Stained glass from retreat.Admissions Director Rev. Vince Tango “was just so welcoming into his space!” The retreat that Vince leads every Fall created what Craig calls a “common spiritual experience outside of denominations.” It’s part of what Craig sees as his own call toward leading spiritual workshop and retreats: “I think God gave me the capacity to impact and change lives in a positive way is through workshops.” Vince’s retreat pushed him spiritually, particularly the experience of walking the labyrinth. And that’s also where he really started getting to know his cohort.

Dean of the Chapel Rev. Dr. Cathie Kelsey was another important person who shaped Craig’s experience: “She embodies this unique homeostasis between articulate scholar and an emphatic person.” When he interviewed her for a class, he found her so easy to connect with on a profound level.

Dr. Micah Saxton “brings this real friendliness to an advanced scholarship.” He’s got dry sense of humor that from the introduction put Craig at his ease. “You know it’s going to be hard! You’ll have hard work to do, but everyone is willing to hep you through that.” He mentioned the Writing Lab as an important asset, too. “There’s a vast support system here,” Craig says, “You are not left to your own devices.”

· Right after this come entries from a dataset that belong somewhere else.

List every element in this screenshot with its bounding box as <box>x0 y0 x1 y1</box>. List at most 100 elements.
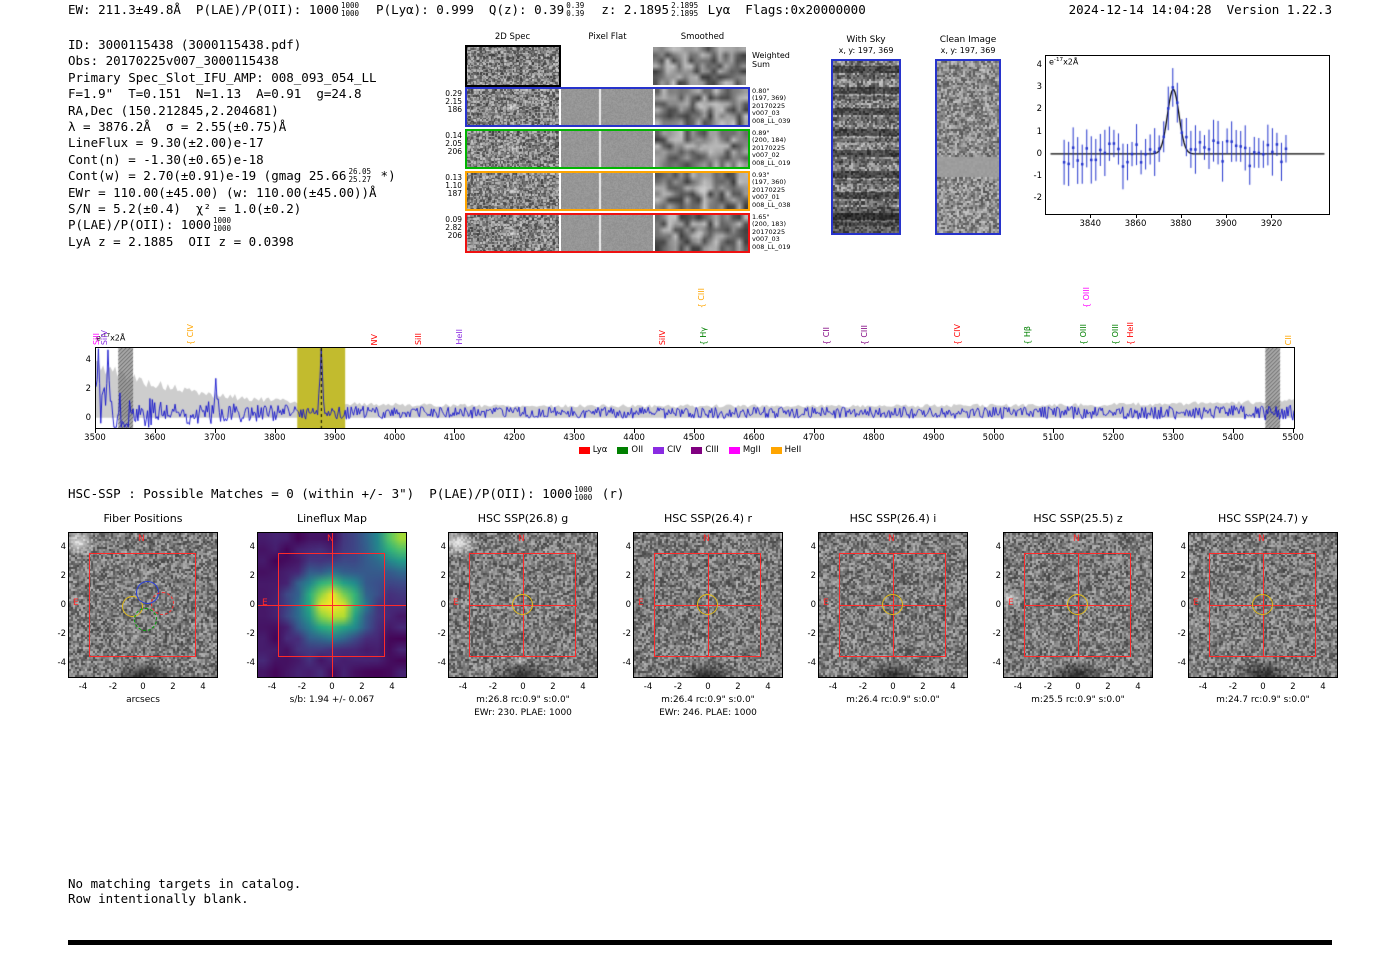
axis-tick-mark <box>1293 429 1294 433</box>
axis-tick-mark <box>154 429 156 433</box>
legend-label: CIV <box>667 445 682 455</box>
withsky-title: With Sky <box>846 35 886 45</box>
y-tick-label: -4 <box>246 658 255 669</box>
axis-tick-mark <box>873 429 875 433</box>
x-tick-label: 4 <box>580 682 586 692</box>
y-tick-label: 0 <box>85 412 91 423</box>
smoothed-canvas <box>655 173 748 209</box>
spec2d-row-left-labels: 0.13 1.10 187 <box>445 173 462 199</box>
cutout-xlabel: m:26.4 rc:0.9" s:0.0" <box>846 695 940 705</box>
aperture-circle <box>1252 594 1273 615</box>
axis-tick-mark <box>1113 429 1115 433</box>
extent-square <box>89 553 196 657</box>
compass-east-label: E <box>1193 598 1199 608</box>
axis-tick-mark <box>574 429 576 433</box>
y-tick-label: 3 <box>1036 82 1042 93</box>
cutout-xlabel: m:25.5 rc:0.9" s:0.0" <box>1031 695 1125 705</box>
smoothed-canvas <box>655 131 748 167</box>
clean-image-title: Clean Image <box>939 35 997 45</box>
emission-line-label: SiIV <box>100 329 110 345</box>
legend-item: Lyα <box>578 445 607 455</box>
axis-tick-mark <box>634 429 636 433</box>
y-tick-label: -1 <box>1033 171 1042 182</box>
x-tick-label: 2 <box>550 682 556 692</box>
spec2d-canvas <box>467 173 559 209</box>
x-tick-label: 4 <box>950 682 956 692</box>
x-tick-label: -4 <box>267 682 277 692</box>
cutout-title: HSC SSP(24.7) y <box>1217 512 1309 525</box>
y-tick-label: -4 <box>992 658 1001 669</box>
info-line: Primary Spec_Slot_IFU_AMP: 008_093_054_L… <box>68 69 377 85</box>
spec2d-cell <box>467 173 559 209</box>
y-tick-label: 0 <box>60 600 66 610</box>
footer-line-1: No matching targets in catalog. <box>68 876 302 891</box>
withsky-image <box>831 59 901 235</box>
spec2d-cell <box>467 215 559 251</box>
compass-east-label: E <box>1008 598 1014 608</box>
x-tick-label: 3920 <box>1260 219 1283 229</box>
compass-north-label: N <box>327 534 334 544</box>
y-tick-label: 4 <box>1180 541 1186 552</box>
x-tick-label: 4 <box>1135 682 1141 692</box>
x-tick-label: -2 <box>108 682 118 692</box>
y-tick-label: -4 <box>622 658 631 669</box>
spec2d-cell <box>561 215 653 251</box>
info-line: LineFlux = 9.30(±2.00)e-17 <box>68 135 264 151</box>
aperture-circle <box>512 594 533 615</box>
spec2d-row-annotations: 0.93" (197, 360) 20170225 v007_01 008_LL_038 <box>752 171 791 209</box>
info-line: Cont(w) = 2.70(±0.91)e-19 (gmag 25.66 26.… <box>68 167 396 184</box>
cutout-xlabel: m:24.7 rc:0.9" s:0.0" <box>1216 695 1310 705</box>
spec2d-cell <box>655 89 748 125</box>
cutout-xlabel: m:26.8 rc:0.9" s:0.0" <box>476 695 570 705</box>
y-tick-label: -2 <box>807 629 816 640</box>
x-tick-label: 5500 <box>1282 433 1304 443</box>
crosshair-vertical <box>332 533 334 677</box>
y-tick-label: -4 <box>437 658 446 669</box>
y-tick-label: -2 <box>622 629 631 640</box>
axis-tick-mark <box>1271 215 1273 218</box>
x-tick-label: 3880 <box>1170 219 1192 229</box>
spec2d-cell <box>561 89 653 125</box>
legend-label: MgII <box>742 445 761 455</box>
spec2d-row-annotations: 0.80" (197, 369) 20170225 v007_03 008_LL_039 <box>752 87 791 125</box>
axis-tick-mark <box>95 429 96 433</box>
x-tick-label: 5300 <box>1162 433 1185 443</box>
spec2d-row <box>465 87 750 127</box>
spec2d-cell <box>655 131 748 167</box>
x-tick-label: 4100 <box>443 433 466 443</box>
cutout-canvas <box>69 533 217 677</box>
linefit-flux-units-label: e-17x2Å <box>1049 57 1079 67</box>
cutout-xlabel: s/b: 1.94 +/- 0.067 <box>289 695 375 705</box>
y-tick-label: 0 <box>249 600 255 610</box>
y-tick-label: 4 <box>625 541 631 552</box>
axis-tick-mark <box>1180 215 1182 218</box>
axis-tick-mark <box>1090 215 1092 218</box>
pixelflat-canvas <box>561 131 653 167</box>
y-tick-label: 2 <box>1036 104 1042 115</box>
info-line: LyA z = 2.1885 OII z = 0.0398 <box>68 233 294 249</box>
compass-north-label: N <box>518 534 525 544</box>
x-tick-label: 0 <box>140 682 146 692</box>
legend-swatch <box>691 446 703 454</box>
clean-canvas <box>937 61 999 233</box>
emission-line-label: { OIII <box>1111 323 1121 345</box>
x-tick-label: 4200 <box>503 433 526 443</box>
info-line: EWr = 110.00(±45.00) (w: 110.00(±45.00))… <box>68 184 377 200</box>
pixelflat-canvas <box>561 215 653 251</box>
x-tick-label: 3900 <box>1215 219 1237 229</box>
stacked-fraction: 1000 1000 <box>213 216 232 233</box>
x-tick-label: -4 <box>1198 682 1208 692</box>
spec2d-cell <box>655 215 748 251</box>
emission-line-label: CII <box>1283 334 1293 345</box>
axis-tick-mark <box>1135 215 1137 218</box>
spec2d-row <box>465 129 750 169</box>
legend-swatch <box>653 446 665 454</box>
x-tick-label: -4 <box>78 682 88 692</box>
emission-line-label: NV <box>369 333 379 345</box>
y-tick-label: 4 <box>85 354 91 365</box>
compass-north-label: N <box>888 534 895 544</box>
spec2d-row <box>465 213 750 253</box>
x-tick-label: -4 <box>458 682 468 692</box>
x-tick-label: 3840 <box>1079 219 1102 229</box>
cutout-xlabel: m:26.4 rc:0.9" s:0.0" <box>661 695 755 705</box>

Craig’s sister welcomes him to town with a sign at home.

“The experience is ineffable! My family has to be a witness, not a participant.” It’s great visiting his twin sister when he comes to Denver; she’s been a steadfast witness and help. He’s also building new relationships in his cohort. “We’re on the same journey.” Even though everyone is very different, Craig has found more family relationships here. “That’s part of what makes Iliff special. It’s a sort of inculcation to everyone’s ideology. I’m invited to understand perspectives outside of my own. It does not matter if we align, what I know is that we share a level of mutual love and respect.”